Kaiyuk’s huskies were the only living connection he had to Anaktue. He’d called to each one above the sound of the wind, using their names, which Kaiyuk had taught him. At the front was Puqik, which meant Smart; next Umialik meaning King; then Qaukliq meaning Chief; then Nuturuk, Firm Snow; Siku, Ice; Koko, Chocolate; Qannik, Snowflake; and at the back was Pamiiuqilavuk, which Kaiyuk had said meant Wags-his-Tail, but Matt hadn’t known if Kaiyuk had been teasing him about that.

‘Puqik, the lead dog, found some carrion by the river and ate it before I could stop her.’

He’d stayed with Puqik until she died, for the first time in his career wishing that he had a gun. It had hurt his friends to die.

Without Puqik as the lead dog, the other dogs were difficult to manage and he struggled to keep authority over them. The only light he had was a wind-up torch, and he’d let it get almost out before winding it again because he had to do that in just glove liners.

Sometimes he thought he’d lost the river, and then he’d spot a dark shape near its edge and know he’d found a poisoned animal or bird. He’d photograph it and get the co-ordinates and write them down; then he’d continue through the dark scarred land monitoring the poison.

‘Is that what happened to your friends too, Dad?’ Ruby asked. ‘Were they poisoned too? Was it poison not a fire?’

Matt nodded, wishing that Ruby didn’t need to know this story, but he was signing it to her because she’d asked to know what happened. He and Yasmin had agreed that they’d never use her deafness for some kind of advantage; even when it was to protect her.

‘The second night my primus ran out of fuel,’ he said. ‘It was too windy to light the qulliq. I had food for the huskies, but no way of melting snow to get water for them.’

Over the next two days whenever the wind dropped enough he’d light the qulliq and melt snow for the dogs and himself.

‘By Sunday night, I had travelled twenty-five miles. I pegged the huskies on their lines outside the tent. They were hungry. I’d been giving them half rations, trying to make the supplies last. The next morning two of the dogs were missing.’

‘Which dogs?’ Ruby asked.

He’d told her all their names, after his first sledding trip with Kaiyuk.

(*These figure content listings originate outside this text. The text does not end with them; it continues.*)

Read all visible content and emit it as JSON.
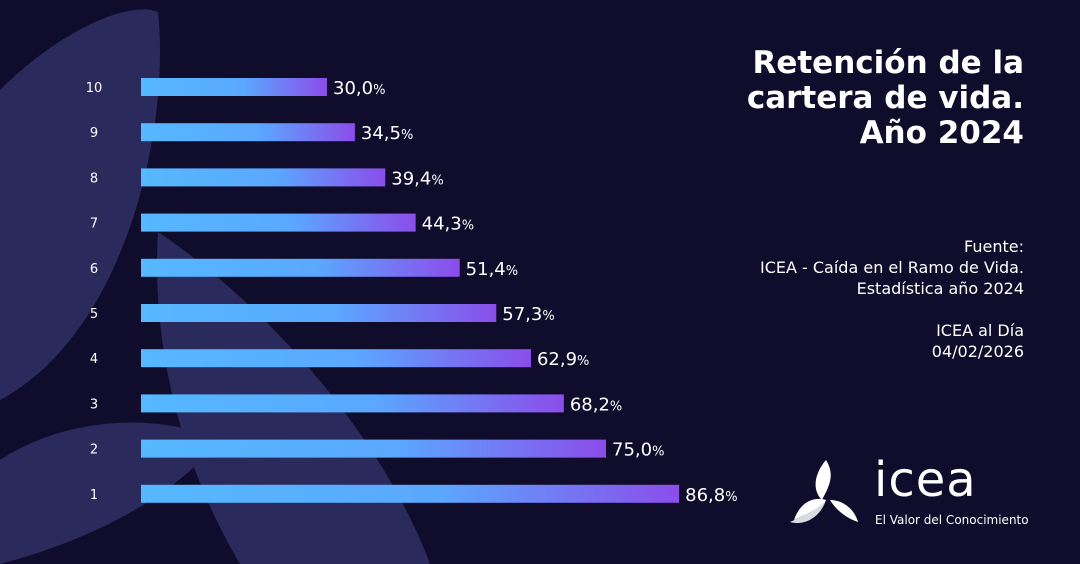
{
  "title_lines": [
    "Retención de la",
    "cartera de vida.",
    "Año 2024"
  ],
  "source": {
    "heading": "Fuente:",
    "line1": "ICEA - Caída en el Ramo de Vida.",
    "line2": "Estadística año 2024",
    "publication": "ICEA al Día",
    "date": "04/02/2026"
  },
  "logo": {
    "word": "icea",
    "tagline": "El Valor del Conocimiento"
  },
  "colors": {
    "background": "#0f0d2b",
    "shape": "#2b2a5c",
    "bar_start": "#56b8ff",
    "bar_end": "#8b4dea"
  },
  "chart_data": {
    "type": "bar",
    "orientation": "horizontal",
    "categories": [
      "10",
      "9",
      "8",
      "7",
      "6",
      "5",
      "4",
      "3",
      "2",
      "1"
    ],
    "values": [
      30.0,
      34.5,
      39.4,
      44.3,
      51.4,
      57.3,
      62.9,
      68.2,
      75.0,
      86.8
    ],
    "value_labels": [
      "30,0",
      "34,5",
      "39,4",
      "44,3",
      "51,4",
      "57,3",
      "62,9",
      "68,2",
      "75,0",
      "86,8"
    ],
    "unit": "%",
    "xlim": [
      0,
      100
    ],
    "grid": false
  }
}
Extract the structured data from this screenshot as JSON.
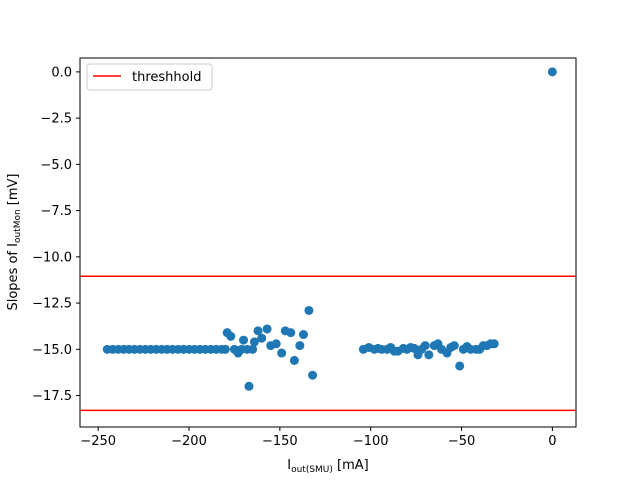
{
  "chart_data": {
    "type": "scatter",
    "title": "",
    "xlabel": {
      "main": "I",
      "sub": "out(SMU)",
      "unit": " [mA]"
    },
    "ylabel": {
      "prefix": "Slopes of ",
      "main": "I",
      "sub": "outMon",
      "unit": " [mV]"
    },
    "xlim": [
      -260,
      13
    ],
    "ylim": [
      -19.2,
      0.75
    ],
    "xticks": [
      -250,
      -200,
      -150,
      -100,
      -50,
      0
    ],
    "xtick_labels": [
      "−250",
      "−200",
      "−150",
      "−100",
      "−50",
      "0"
    ],
    "yticks": [
      0.0,
      -2.5,
      -5.0,
      -7.5,
      -10.0,
      -12.5,
      -15.0,
      -17.5
    ],
    "ytick_labels": [
      "0.0",
      "−2.5",
      "−5.0",
      "−7.5",
      "−10.0",
      "−12.5",
      "−15.0",
      "−17.5"
    ],
    "grid": false,
    "legend": {
      "position": "upper-left",
      "entries": [
        {
          "label": "threshhold",
          "color": "#ff0000"
        }
      ]
    },
    "threshold_lines": [
      -11.05,
      -18.3
    ],
    "series": [
      {
        "color": "#1f77b4",
        "points": [
          [
            -245,
            -15.0
          ],
          [
            -242,
            -15.0
          ],
          [
            -239,
            -15.0
          ],
          [
            -236,
            -15.0
          ],
          [
            -233,
            -15.0
          ],
          [
            -230,
            -15.0
          ],
          [
            -227,
            -15.0
          ],
          [
            -224,
            -15.0
          ],
          [
            -221,
            -15.0
          ],
          [
            -218,
            -15.0
          ],
          [
            -215,
            -15.0
          ],
          [
            -212,
            -15.0
          ],
          [
            -209,
            -15.0
          ],
          [
            -206,
            -15.0
          ],
          [
            -203,
            -15.0
          ],
          [
            -200,
            -15.0
          ],
          [
            -197,
            -15.0
          ],
          [
            -194,
            -15.0
          ],
          [
            -191,
            -15.0
          ],
          [
            -188,
            -15.0
          ],
          [
            -185,
            -15.0
          ],
          [
            -182,
            -15.0
          ],
          [
            -180,
            -15.0
          ],
          [
            -179,
            -14.1
          ],
          [
            -177,
            -14.3
          ],
          [
            -175,
            -15.0
          ],
          [
            -173,
            -15.2
          ],
          [
            -171,
            -15.0
          ],
          [
            -170,
            -14.5
          ],
          [
            -168,
            -15.0
          ],
          [
            -167,
            -17.0
          ],
          [
            -165,
            -15.0
          ],
          [
            -164,
            -14.6
          ],
          [
            -162,
            -14.0
          ],
          [
            -160,
            -14.4
          ],
          [
            -157,
            -13.9
          ],
          [
            -155,
            -14.8
          ],
          [
            -152,
            -14.7
          ],
          [
            -149,
            -15.2
          ],
          [
            -147,
            -14.0
          ],
          [
            -144,
            -14.1
          ],
          [
            -142,
            -15.6
          ],
          [
            -139,
            -14.8
          ],
          [
            -137,
            -14.2
          ],
          [
            -134,
            -12.9
          ],
          [
            -132,
            -16.4
          ],
          [
            -104,
            -15.0
          ],
          [
            -101,
            -14.9
          ],
          [
            -98,
            -15.0
          ],
          [
            -96,
            -14.95
          ],
          [
            -94,
            -15.0
          ],
          [
            -91,
            -15.0
          ],
          [
            -89,
            -14.9
          ],
          [
            -87,
            -15.1
          ],
          [
            -85,
            -15.1
          ],
          [
            -82,
            -14.95
          ],
          [
            -80,
            -15.0
          ],
          [
            -78,
            -14.9
          ],
          [
            -76,
            -14.95
          ],
          [
            -74,
            -15.3
          ],
          [
            -72,
            -15.0
          ],
          [
            -70,
            -14.8
          ],
          [
            -68,
            -15.3
          ],
          [
            -65,
            -14.8
          ],
          [
            -63,
            -14.7
          ],
          [
            -61,
            -15.0
          ],
          [
            -58,
            -15.2
          ],
          [
            -56,
            -14.9
          ],
          [
            -54,
            -14.8
          ],
          [
            -51,
            -15.9
          ],
          [
            -49,
            -15.0
          ],
          [
            -47,
            -14.85
          ],
          [
            -45,
            -15.0
          ],
          [
            -42,
            -15.0
          ],
          [
            -40,
            -15.0
          ],
          [
            -38,
            -14.8
          ],
          [
            -36,
            -14.8
          ],
          [
            -34,
            -14.7
          ],
          [
            -32,
            -14.7
          ],
          [
            0,
            0.0
          ]
        ]
      }
    ]
  }
}
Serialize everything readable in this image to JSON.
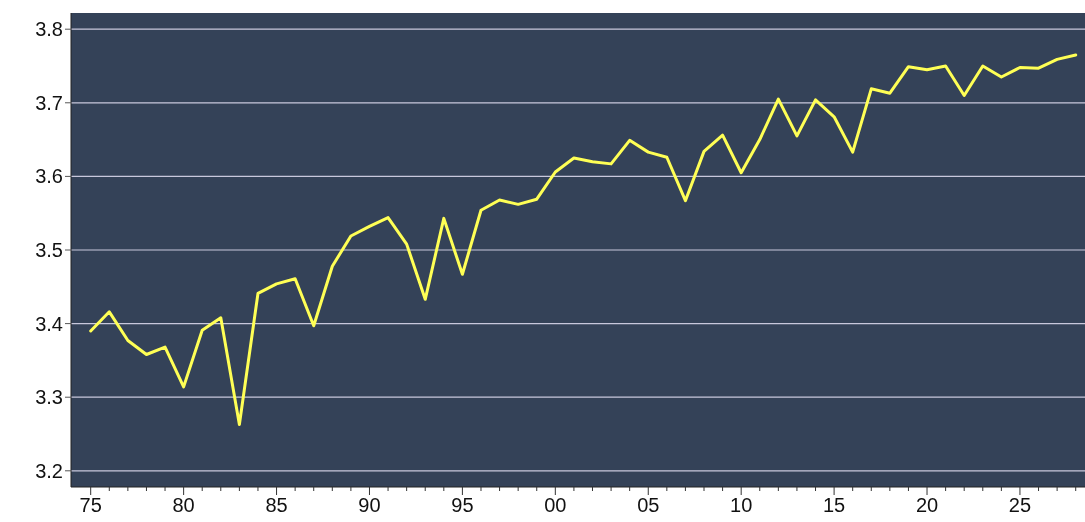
{
  "chart_data": {
    "type": "line",
    "x": [
      1975,
      1976,
      1977,
      1978,
      1979,
      1980,
      1981,
      1982,
      1983,
      1984,
      1985,
      1986,
      1987,
      1988,
      1989,
      1990,
      1991,
      1992,
      1993,
      1994,
      1995,
      1996,
      1997,
      1998,
      1999,
      2000,
      2001,
      2002,
      2003,
      2004,
      2005,
      2006,
      2007,
      2008,
      2009,
      2010,
      2011,
      2012,
      2013,
      2014,
      2015,
      2016,
      2017,
      2018,
      2019,
      2020,
      2021,
      2022,
      2023,
      2024,
      2025,
      2026,
      2027,
      2028
    ],
    "series": [
      {
        "color": "#ffff55",
        "values": [
          3.39,
          3.416,
          3.377,
          3.358,
          3.368,
          3.314,
          3.391,
          3.408,
          3.263,
          3.441,
          3.454,
          3.461,
          3.397,
          3.478,
          3.519,
          3.532,
          3.544,
          3.508,
          3.433,
          3.543,
          3.467,
          3.554,
          3.568,
          3.562,
          3.569,
          3.606,
          3.625,
          3.62,
          3.617,
          3.649,
          3.633,
          3.626,
          3.567,
          3.634,
          3.656,
          3.605,
          3.65,
          3.705,
          3.655,
          3.704,
          3.681,
          3.633,
          3.719,
          3.713,
          3.749,
          3.745,
          3.75,
          3.71,
          3.75,
          3.735,
          3.748,
          3.747,
          3.759,
          3.765
        ]
      }
    ],
    "xlim": [
      1973.94,
      2028.5
    ],
    "xticks": [
      {
        "value": 1975,
        "label": "75"
      },
      {
        "value": 1976,
        "label": null
      },
      {
        "value": 1977,
        "label": null
      },
      {
        "value": 1978,
        "label": null
      },
      {
        "value": 1979,
        "label": null
      },
      {
        "value": 1980,
        "label": "80"
      },
      {
        "value": 1981,
        "label": null
      },
      {
        "value": 1982,
        "label": null
      },
      {
        "value": 1983,
        "label": null
      },
      {
        "value": 1984,
        "label": null
      },
      {
        "value": 1985,
        "label": "85"
      },
      {
        "value": 1986,
        "label": null
      },
      {
        "value": 1987,
        "label": null
      },
      {
        "value": 1988,
        "label": null
      },
      {
        "value": 1989,
        "label": null
      },
      {
        "value": 1990,
        "label": "90"
      },
      {
        "value": 1991,
        "label": null
      },
      {
        "value": 1992,
        "label": null
      },
      {
        "value": 1993,
        "label": null
      },
      {
        "value": 1994,
        "label": null
      },
      {
        "value": 1995,
        "label": "95"
      },
      {
        "value": 1996,
        "label": null
      },
      {
        "value": 1997,
        "label": null
      },
      {
        "value": 1998,
        "label": null
      },
      {
        "value": 1999,
        "label": null
      },
      {
        "value": 2000,
        "label": "00"
      },
      {
        "value": 2001,
        "label": null
      },
      {
        "value": 2002,
        "label": null
      },
      {
        "value": 2003,
        "label": null
      },
      {
        "value": 2004,
        "label": null
      },
      {
        "value": 2005,
        "label": "05"
      },
      {
        "value": 2006,
        "label": null
      },
      {
        "value": 2007,
        "label": null
      },
      {
        "value": 2008,
        "label": null
      },
      {
        "value": 2009,
        "label": null
      },
      {
        "value": 2010,
        "label": "10"
      },
      {
        "value": 2011,
        "label": null
      },
      {
        "value": 2012,
        "label": null
      },
      {
        "value": 2013,
        "label": null
      },
      {
        "value": 2014,
        "label": null
      },
      {
        "value": 2015,
        "label": "15"
      },
      {
        "value": 2016,
        "label": null
      },
      {
        "value": 2017,
        "label": null
      },
      {
        "value": 2018,
        "label": null
      },
      {
        "value": 2019,
        "label": null
      },
      {
        "value": 2020,
        "label": "20"
      },
      {
        "value": 2021,
        "label": null
      },
      {
        "value": 2022,
        "label": null
      },
      {
        "value": 2023,
        "label": null
      },
      {
        "value": 2024,
        "label": null
      },
      {
        "value": 2025,
        "label": "25"
      },
      {
        "value": 2026,
        "label": null
      },
      {
        "value": 2027,
        "label": null
      },
      {
        "value": 2028,
        "label": null
      }
    ],
    "ylim": [
      3.178,
      3.822
    ],
    "yticks": [
      3.2,
      3.3,
      3.4,
      3.5,
      3.6,
      3.7,
      3.8
    ],
    "grid": "y"
  }
}
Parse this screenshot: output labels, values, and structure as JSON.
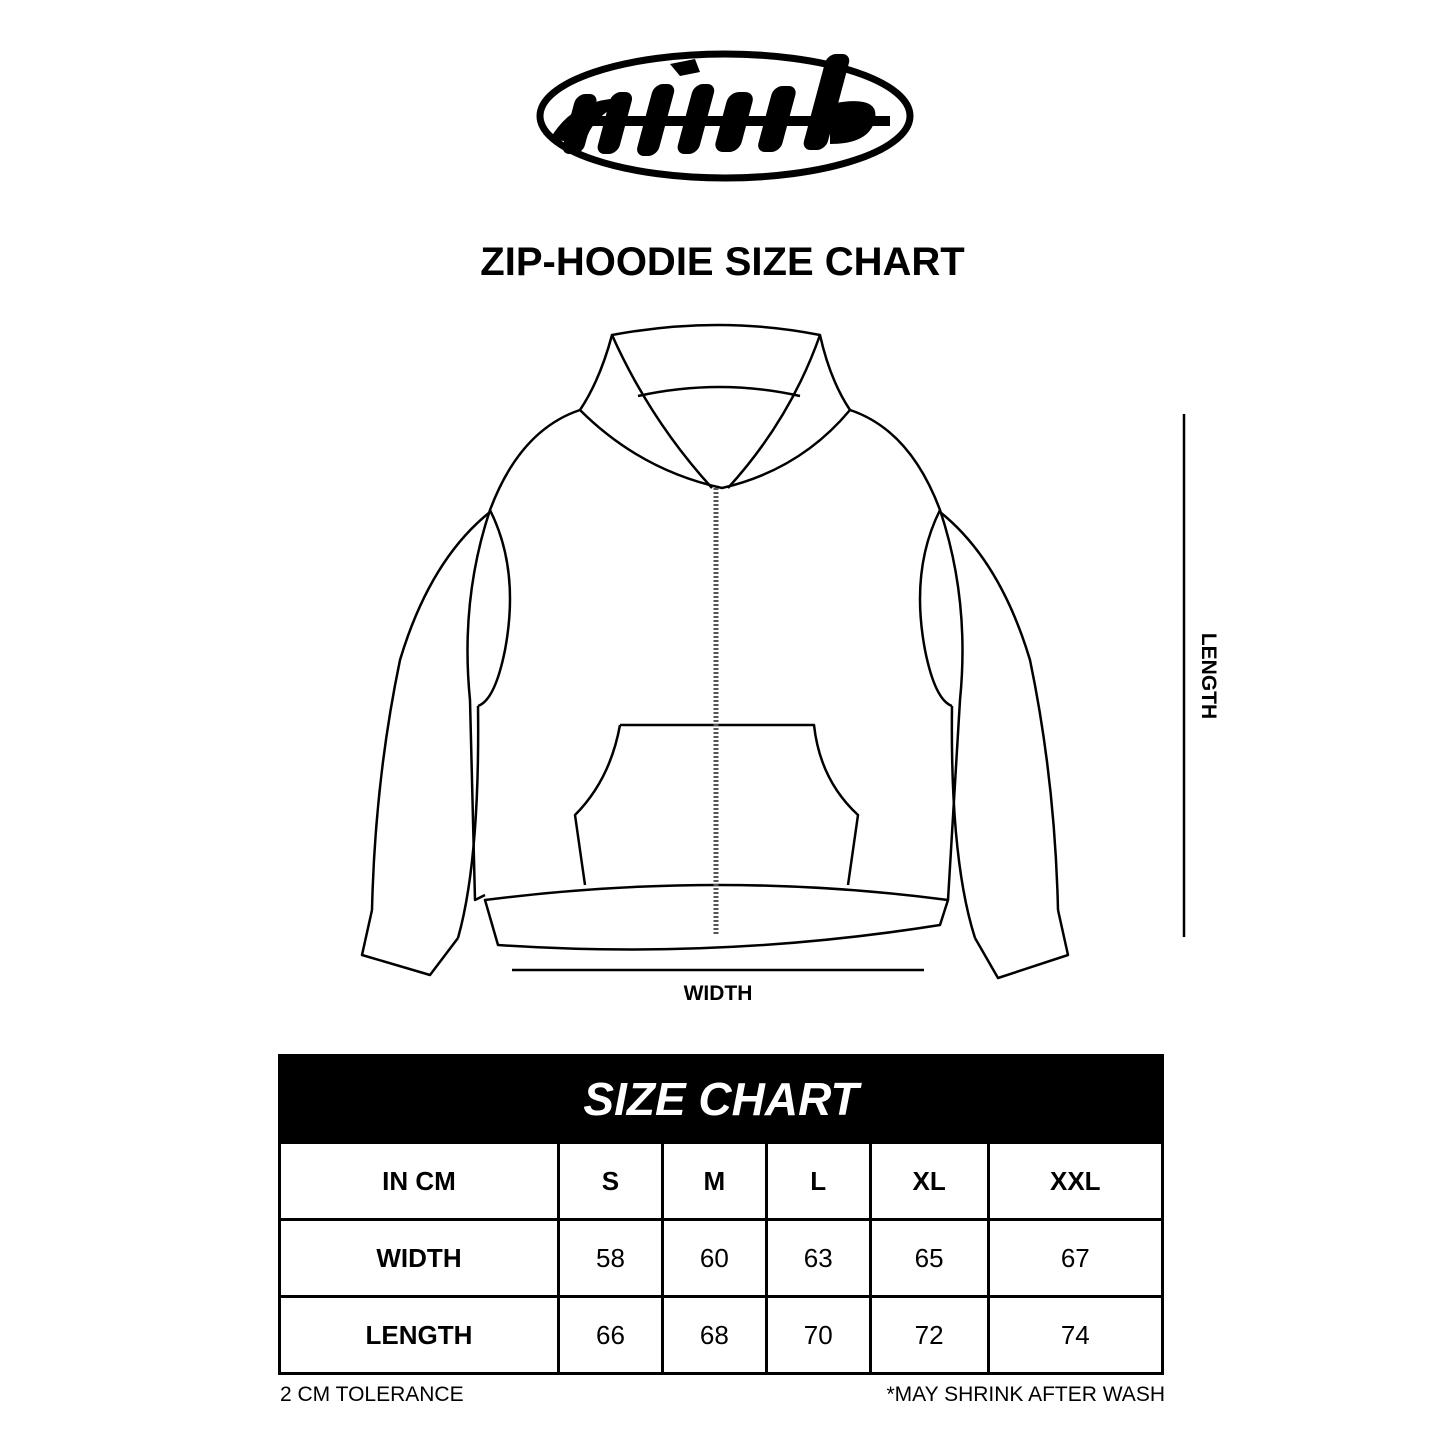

‘Pumiiruq and Nuturuk. I found Nuturuk with a poisoned arctic hare and he was ill too.’

It had looked as if the dog was on solid ground, but as Matt went to get him the ground had given way.

‘Dad? What happened?’

‘He was on thin ice over the river and he went through. He died because the water was so cold.’

‘But he’s got special thick fur, Daddy. You told me that. You said huskies got too hot even when it was freezing cold.’

‘He was ill, so he got too cold very fast.’

The part of the river where he and the dog went through was relatively shallow, but it was fast-flowing. Matt hadn’t tried to rescue the dog, but had let him be borne away swiftly; drowning or hypothermia was a less brutal way to die.